Solve the differential equation : `x "cos" y dy=e^(x)(x "log"x+1)dx`.

To solve the differential equation \( x \cos y \, dy = e^x (x \log x + 1) \, dx \), we will follow these steps: ### Step 1: Rearranging the Equation First, we rearrange the equation to separate the variables \( y \) and \( x \): \[ \cos y \, dy = \frac{e^x (x \log x + 1)}{x} \, dx \] This simplifies to: \[ \cos y \, dy = e^x \left( \log x + \frac{1}{x} \right) \, dx \] ### Step 2: Integrating Both Sides Next, we integrate both sides.

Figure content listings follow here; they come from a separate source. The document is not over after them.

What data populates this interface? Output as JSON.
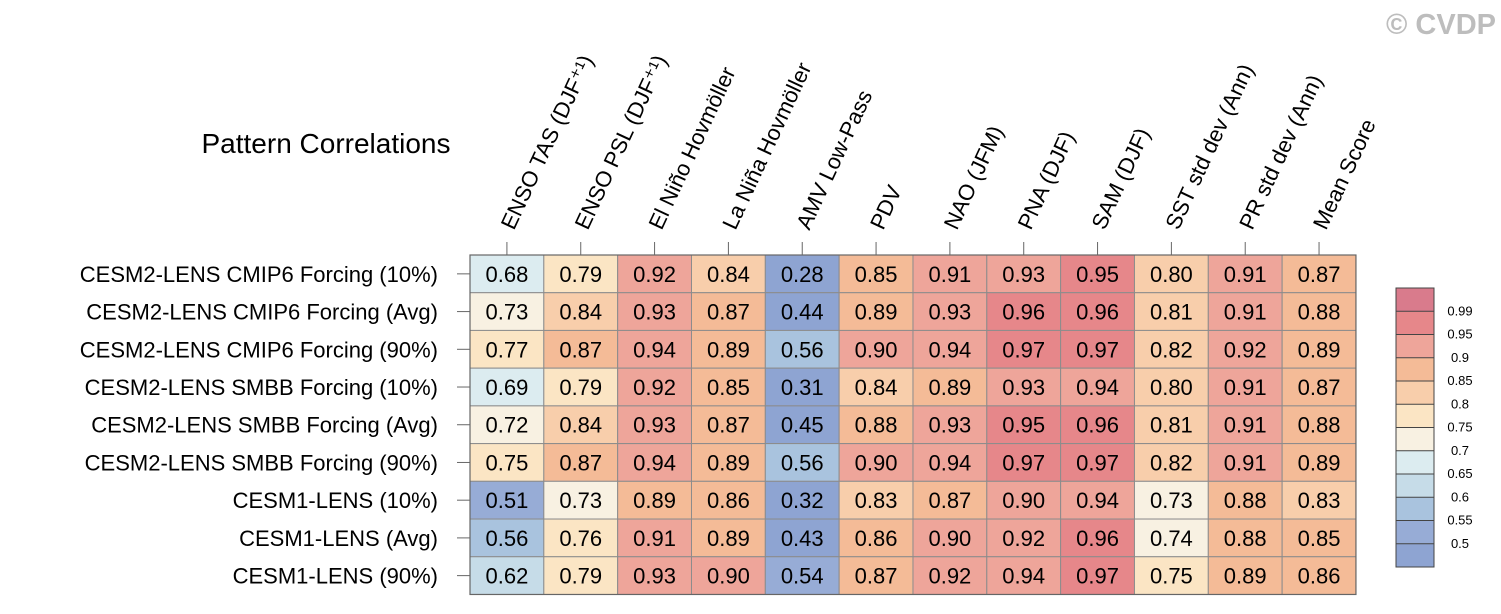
{
  "credit": "© CVDP",
  "chart_data": {
    "type": "heatmap",
    "title": "Pattern Correlations",
    "columns": [
      "ENSO TAS (DJF⁺¹)",
      "ENSO PSL (DJF⁺¹)",
      "El Niño Hovmöller",
      "La Niña Hovmöller",
      "AMV Low-Pass",
      "PDV",
      "NAO (JFM)",
      "PNA (DJF)",
      "SAM (DJF)",
      "SST std dev (Ann)",
      "PR std dev (Ann)",
      "Mean Score"
    ],
    "rows": [
      "CESM2-LENS CMIP6 Forcing (10%)",
      "CESM2-LENS CMIP6 Forcing (Avg)",
      "CESM2-LENS CMIP6 Forcing (90%)",
      "CESM2-LENS SMBB Forcing (10%)",
      "CESM2-LENS SMBB Forcing (Avg)",
      "CESM2-LENS SMBB Forcing (90%)",
      "CESM1-LENS (10%)",
      "CESM1-LENS (Avg)",
      "CESM1-LENS (90%)"
    ],
    "values": [
      [
        "0.68",
        "0.79",
        "0.92",
        "0.84",
        "0.28",
        "0.85",
        "0.91",
        "0.93",
        "0.95",
        "0.80",
        "0.91",
        "0.87"
      ],
      [
        "0.73",
        "0.84",
        "0.93",
        "0.87",
        "0.44",
        "0.89",
        "0.93",
        "0.96",
        "0.96",
        "0.81",
        "0.91",
        "0.88"
      ],
      [
        "0.77",
        "0.87",
        "0.94",
        "0.89",
        "0.56",
        "0.90",
        "0.94",
        "0.97",
        "0.97",
        "0.82",
        "0.92",
        "0.89"
      ],
      [
        "0.69",
        "0.79",
        "0.92",
        "0.85",
        "0.31",
        "0.84",
        "0.89",
        "0.93",
        "0.94",
        "0.80",
        "0.91",
        "0.87"
      ],
      [
        "0.72",
        "0.84",
        "0.93",
        "0.87",
        "0.45",
        "0.88",
        "0.93",
        "0.95",
        "0.96",
        "0.81",
        "0.91",
        "0.88"
      ],
      [
        "0.75",
        "0.87",
        "0.94",
        "0.89",
        "0.56",
        "0.90",
        "0.94",
        "0.97",
        "0.97",
        "0.82",
        "0.91",
        "0.89"
      ],
      [
        "0.51",
        "0.73",
        "0.89",
        "0.86",
        "0.32",
        "0.83",
        "0.87",
        "0.90",
        "0.94",
        "0.73",
        "0.88",
        "0.83"
      ],
      [
        "0.56",
        "0.76",
        "0.91",
        "0.89",
        "0.43",
        "0.86",
        "0.90",
        "0.92",
        "0.96",
        "0.74",
        "0.88",
        "0.85"
      ],
      [
        "0.62",
        "0.79",
        "0.93",
        "0.90",
        "0.54",
        "0.87",
        "0.92",
        "0.94",
        "0.97",
        "0.75",
        "0.89",
        "0.86"
      ]
    ],
    "colorbar": {
      "levels": [
        "0.99",
        "0.95",
        "0.9",
        "0.85",
        "0.8",
        "0.75",
        "0.7",
        "0.65",
        "0.6",
        "0.55",
        "0.5"
      ],
      "colors": [
        "#d97b8c",
        "#e6878a",
        "#eea59a",
        "#f4bb97",
        "#f8ceab",
        "#fbe5c4",
        "#f8f1e2",
        "#dcecf0",
        "#c6dce8",
        "#a9c3de",
        "#97acd6",
        "#8ea4d2"
      ]
    }
  }
}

The left side integrates to: \[ \int \cos y \, dy = \sin y + C_1 \] For the right side, we need to integrate: \[ \int e^x \left( \log x + \frac{1}{x} \right) \, dx \] This can be split into two separate integrals: \[ \int e^x \log x \, dx + \int e^x \frac{1}{x} \, dx \] ### Step 3: Using Integration by Parts For the first integral \( \int e^x \log x \, dx \), we will use integration by parts. Let: - \( u = \log x \) → \( du = \frac{1}{x} \, dx \) - \( dv = e^x \, dx \) → \( v = e^x \) Using the integration by parts formula \( \int u \, dv = uv - \int v \, du \): \[ \int e^x \log x \, dx = e^x \log x - \int e^x \frac{1}{x} \, dx \] ### Step 4: Combining the Integrals Now substituting back into our equation, we have: \[ \sin y + C_1 = e^x \log x - \int e^x \frac{1}{x} \, dx + \int e^x \frac{1}{x} \, dx \] The integrals of \( e^x \frac{1}{x} \) cancel out, leading to: \[ \sin y + C_1 = e^x \log x + C_2 \] ### Step 5: Final Rearrangement We can combine the constants \( C_1 \) and \( C_2 \) into a single constant \( C \): \[ \sin y = e^x \log x + C \] ### Final Solution Thus, the solution to the differential equation is: \[ e^x \log x = \sin y + C \]